И тут с громким стуком ударилась о стол чья-то табачница, ускользнув из неловких рук, и Чернышев спросил у Павла Ивановича беззаботно и по-приятельски даже:
— Я бы вас, господин полковник, еще кой о чем спросить бы хотел, да боюсь, вы опять запираться станете.
— Спрашивайте, ваше сиятельство, — устало отозвался Пестель, — на то я и пленник, а что касаемо запирательства, так это зависит от моей причастности. Уж ежели я не причастен…
Генерал пожевал губами, поморщился.
— Ну вот, к примеру, зеленый портфель ваш, обнаруженный в доме вашем, в Линцах, оказался совсем пуст… К нему-то вы причастны?

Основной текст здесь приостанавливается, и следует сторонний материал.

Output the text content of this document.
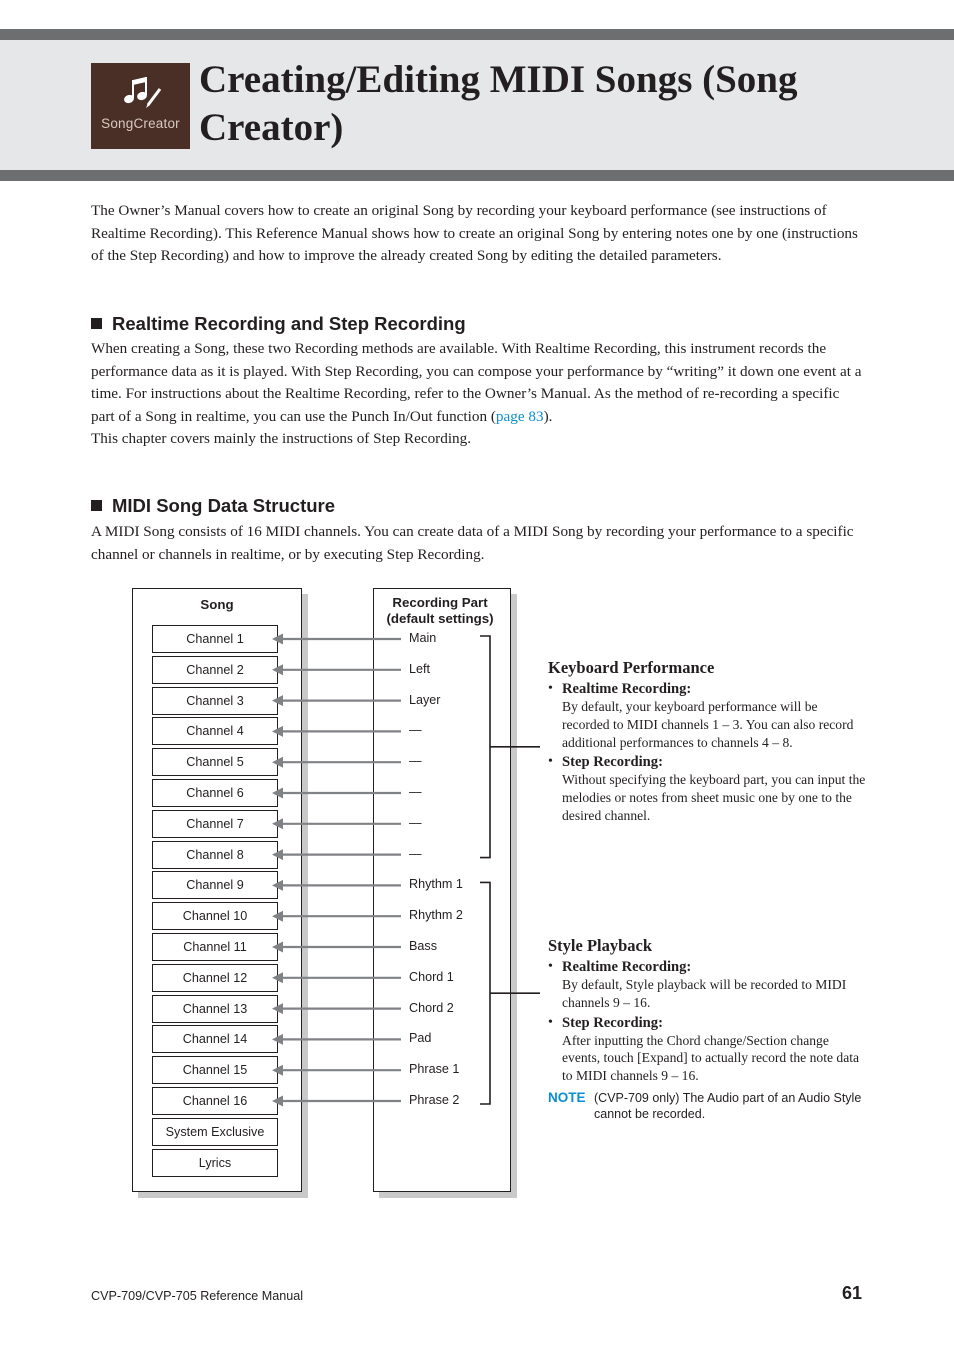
SongCreator
Creating/Editing MIDI Songs (Song Creator)
The Owner’s Manual covers how to create an original Song by recording your keyboard performance (see instructions of Realtime Recording). This Reference Manual shows how to create an original Song by entering notes one by one (instructions of the Step Recording) and how to improve the already created Song by editing the detailed parameters.
Realtime Recording and Step Recording

When creating a Song, these two Recording methods are available. With Realtime Recording, this instrument records the performance data as it is played. With Step Recording, you can compose your performance by “writing” it down one event at a time. For instructions about the Realtime Recording, refer to the Owner’s Manual. As the method of re-recording a specific part of a Song in realtime, you can use the Punch In/Out function (page 83).

This chapter covers mainly the instructions of Step Recording.

MIDI Song Data Structure
A MIDI Song consists of 16 MIDI channels. You can create data of a MIDI Song by recording your performance to a specific channel or channels in realtime, or by executing Step Recording.
Song	Recording Part
(default settings)
Channel 1
Channel 2
Channel 3
Channel 4
Channel 5
Channel 6
Channel 7
Channel 8
Channel 9
Channel 10
Channel 11
Channel 12
Channel 13
Channel 14
Channel 15
Channel 16
System Exclusive
Lyrics
Main
Left
Layer
—
—
—
—
—
Rhythm 1
Rhythm 2
Bass
Chord 1
Chord 2
Pad
Phrase 1
Phrase 2
Keyboard Performance
• Realtime Recording:
By default, your keyboard performance will be recorded to MIDI channels 1 – 3. You can also record additional performances to channels 4 – 8.
• Step Recording:
Without specifying the keyboard part, you can input the melodies or notes from sheet music one by one to the desired channel.
Style Playback
• Realtime Recording:
By default, Style playback will be recorded to MIDI channels 9 – 16.
• Step Recording:
After inputting the Chord change/Section change events, touch [Expand] to actually record the note data to MIDI channels 9 – 16.
NOTE (CVP-709 only) The Audio part of an Audio Style cannot be recorded.
CVP-709/CVP-705 Reference Manual	61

— К портфелю? — удивился Павел Иванович.
Авросимов услыхал тихий смех. Кто смеялся — было не понять. А может, это и показалось. Военный министр производил впечатление хмельного, хотя в это и можно было верить, ежели помнить, как давеча, нет, третьего дня, он пил из графинчика наедине с самим собою.
Но Чернышев удивления полковника не заметил, а продолжал:
— А хранили вы в нем установления общества, именуемые Русской Правдой, вами лично написанные…
Полковник закрутил головой быстро-быстро, начисто отрицая сказанное, как тягчайший вымысел.
— В сентябре, — продолжал Чернышев, — выходя из Линец на маневр, кому поручали вы на хранение сей портфель, замкнутый, и для чего?..
Тут наш герой оторвался от своей тетради. Павел Иванович провел ладонью по крутому лбу. Было молчание. Члены Комитета разглядывали его как диковину. Авросимов затаился, предчувствуя недоброе, ибо понимал, что круг сужается, что только упрямство полковника-злодея оттягивает конец…
И тут полковник заговорил, и наш герой пришпорил застоявшееся перо.
«В сем портфели никада ни хранилис никакия законы общества…»
«Никогда? Ах он бес! Как же это он?» — подумал наш герой, вспомнив рассказ Аркадия Ивановича и как толстяк во флигеле лез с вопросами: что он там проповедовал?